The founder of the Senators offered a different suggestion when asked about the future of the NHL's last-place team.
"Reboot the arena (in Kanata) and improve the team," Bruce Firestone said. "Winning cures a lot. Ottawa is a great hockey town. ... Really, this is a tough time for (the) team, there's no question."
Firestone said he approached the NCC about a downtown arena some 30 years ago and was told the plans for that land "did not include a hockey rink, even if it's a very nice hockey rink." So he looked at various other potential sites before settling upon Kanata.
"Our first choice was LeBreton so I was pretty excited when the RendezVous LeBreton plan came out," Firestone said. "I think it's a world-class plan. RendezVous LeBreton wasn't just important for the hockey team, I think it's important for the city and I think it was the best plan and the fact that it's no longer on the table, at least as of today, I think that's a big loss for not only the franchise but also for the city."

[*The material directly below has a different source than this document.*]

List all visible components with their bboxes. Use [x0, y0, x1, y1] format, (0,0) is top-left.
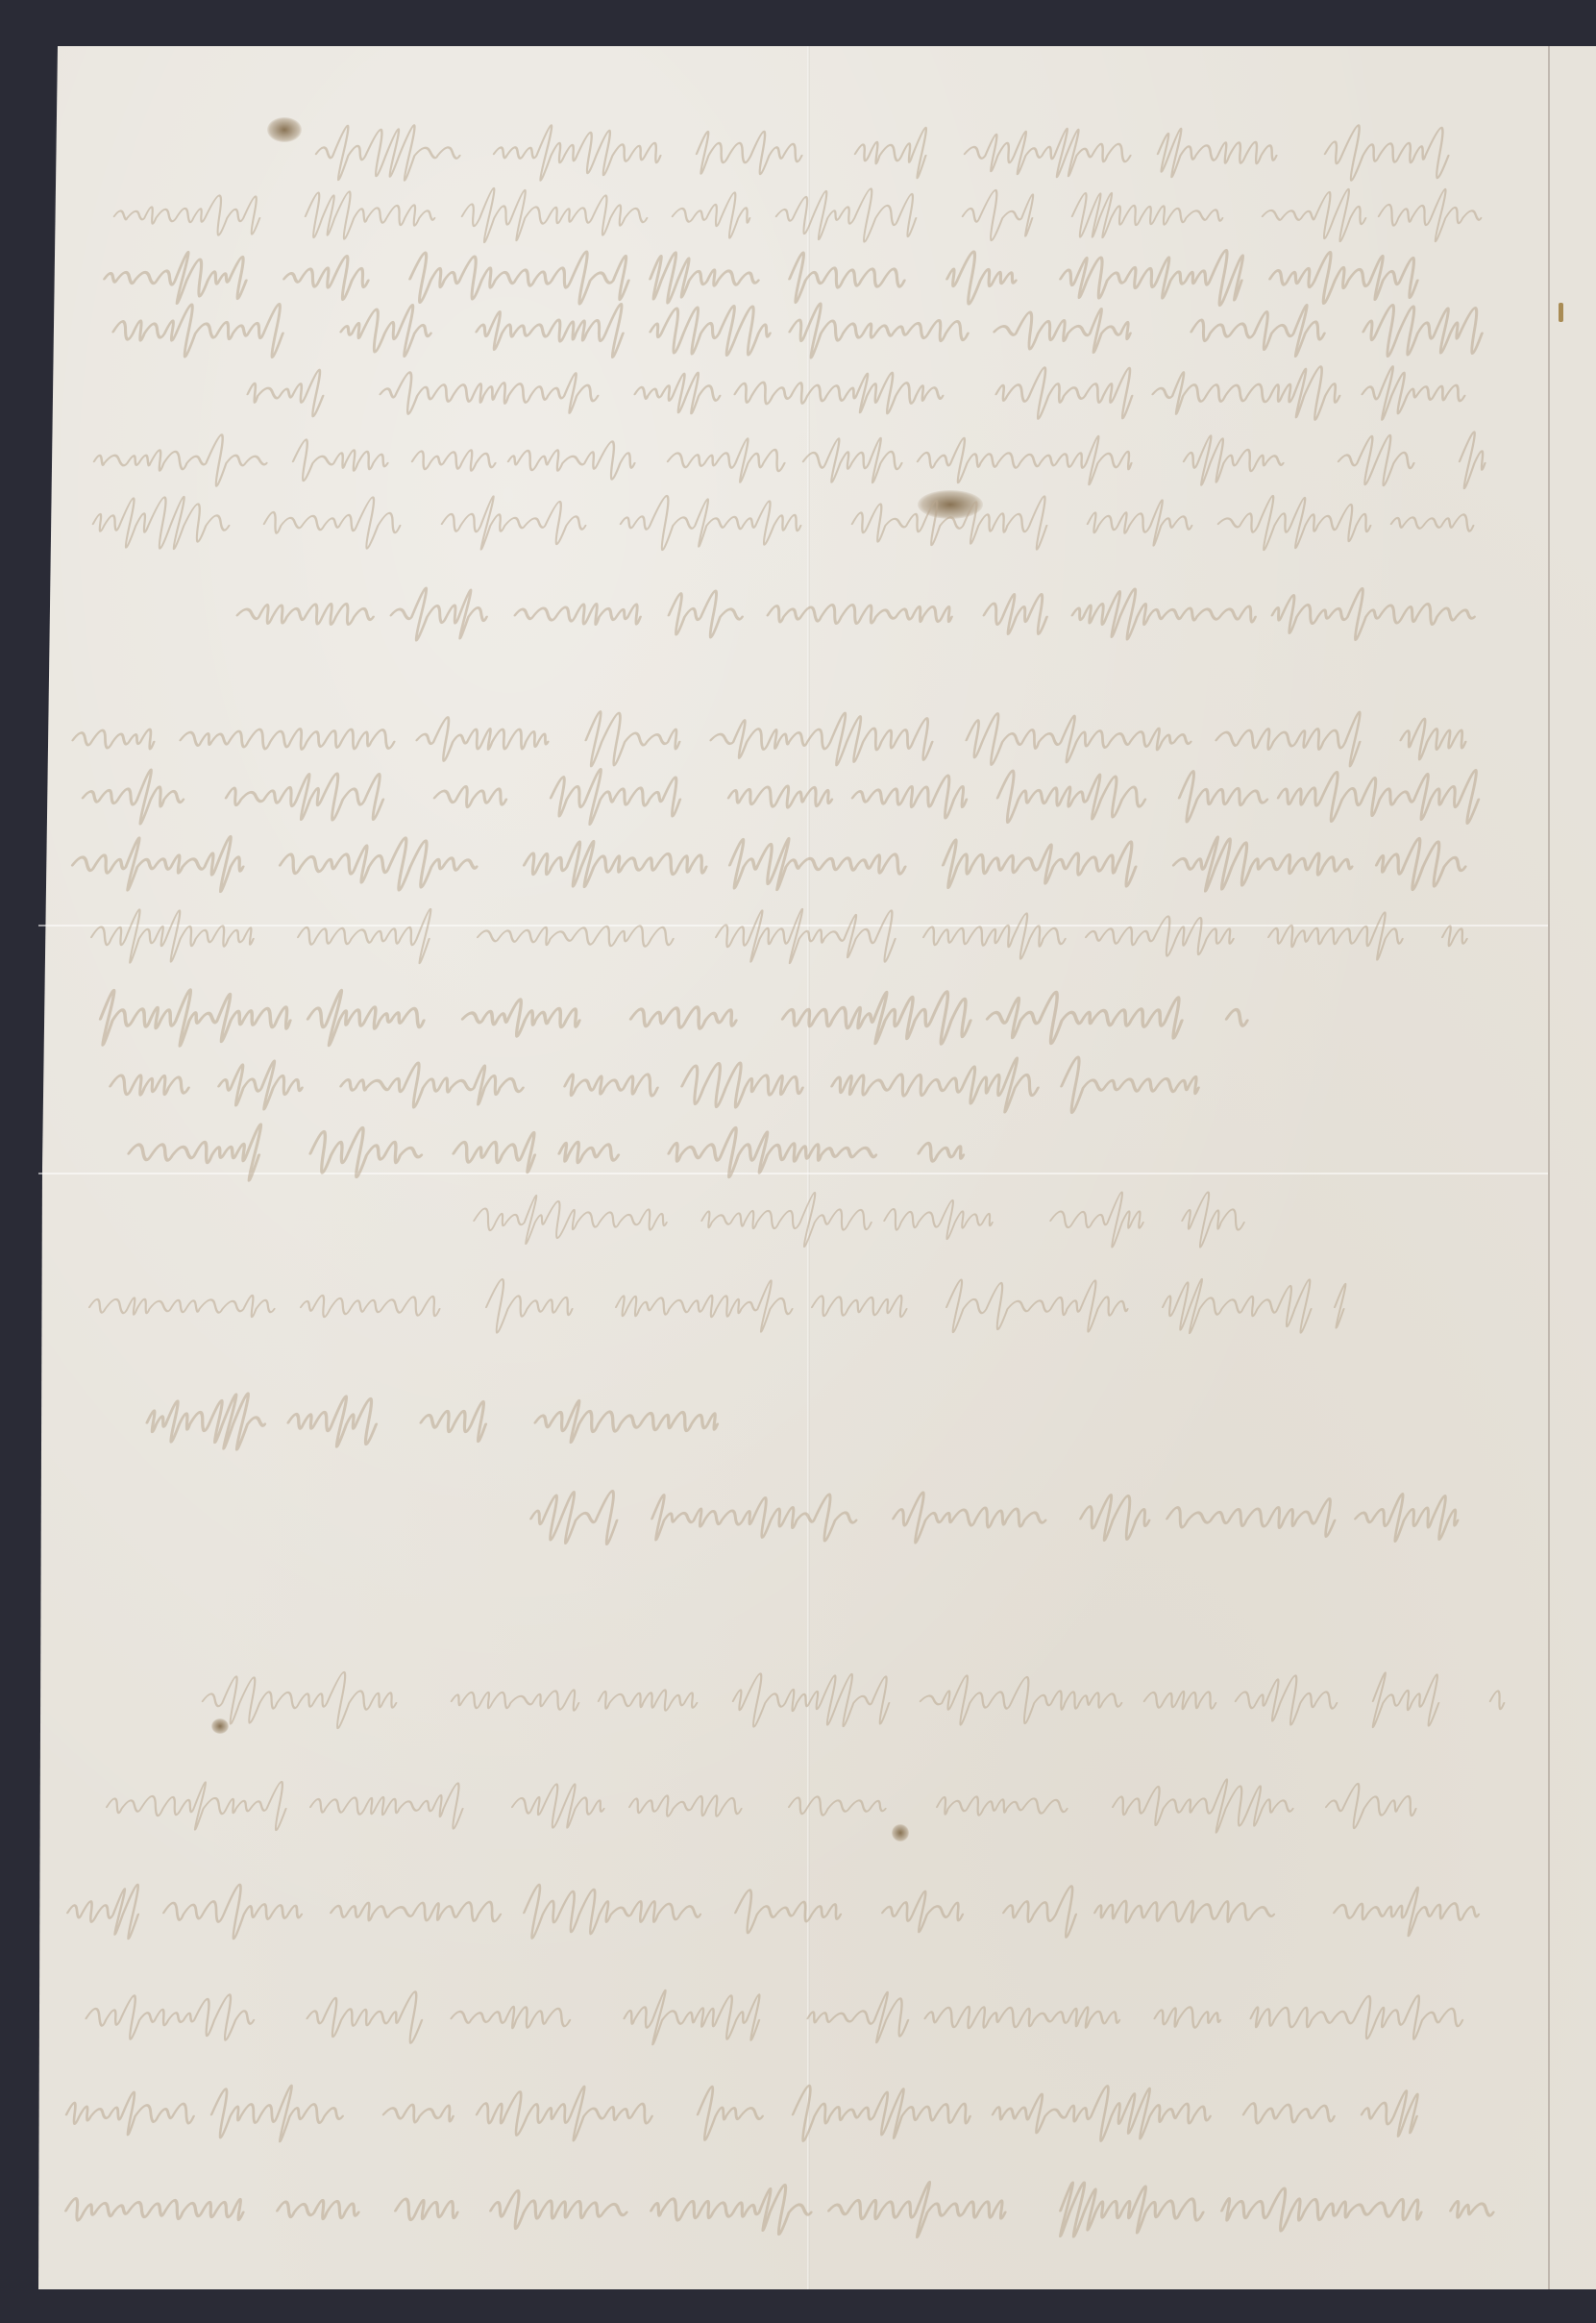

Winkler had been presiding over mediation between partners in the RendezVous LeBreton Group: Melnyk, Trinity Development Group founder John Ruddy and GBA development and project management president Graham Bird.
Melnyk's Capital Sports Management filed a $700-million lawsuit against Ruddy and Bird in November. Ruddy, who is also a partner in the Ottawa Sports and Entertainment Group that owns the CFL's RedBlacks, the United Soccer League's Fury and the Ontario Hockey League's 67's, responded with a $1-billion counterclaim.
While filing a statement of defence against Melnyk's lawsuit, Bird got the three parties to agree to mediation in early January. Bird told OBJ last month he was hopeful the groups could come together for the good of the proposed development, which would see the land brought to life with public spaces, residential units and a new downtown arena for the Senators.
“That's what I hope everybody will recognize, that we've got a wonderful, wonderful solution for … LeBreton Flats,” he said. “We’ve just got to find a moment to calm down and see if we can find a way through it.”
The Senators have dealt with a long list of negative headlines for on- and off-ice developments since falling one goal short of reaching the Stanley Cup final in 2017. The team sits last in the NHL standings and traded away top forwards Mark Stone, Matt Duchene and Ryan Dzingel for younger players and draft picks before this week's trade deadline.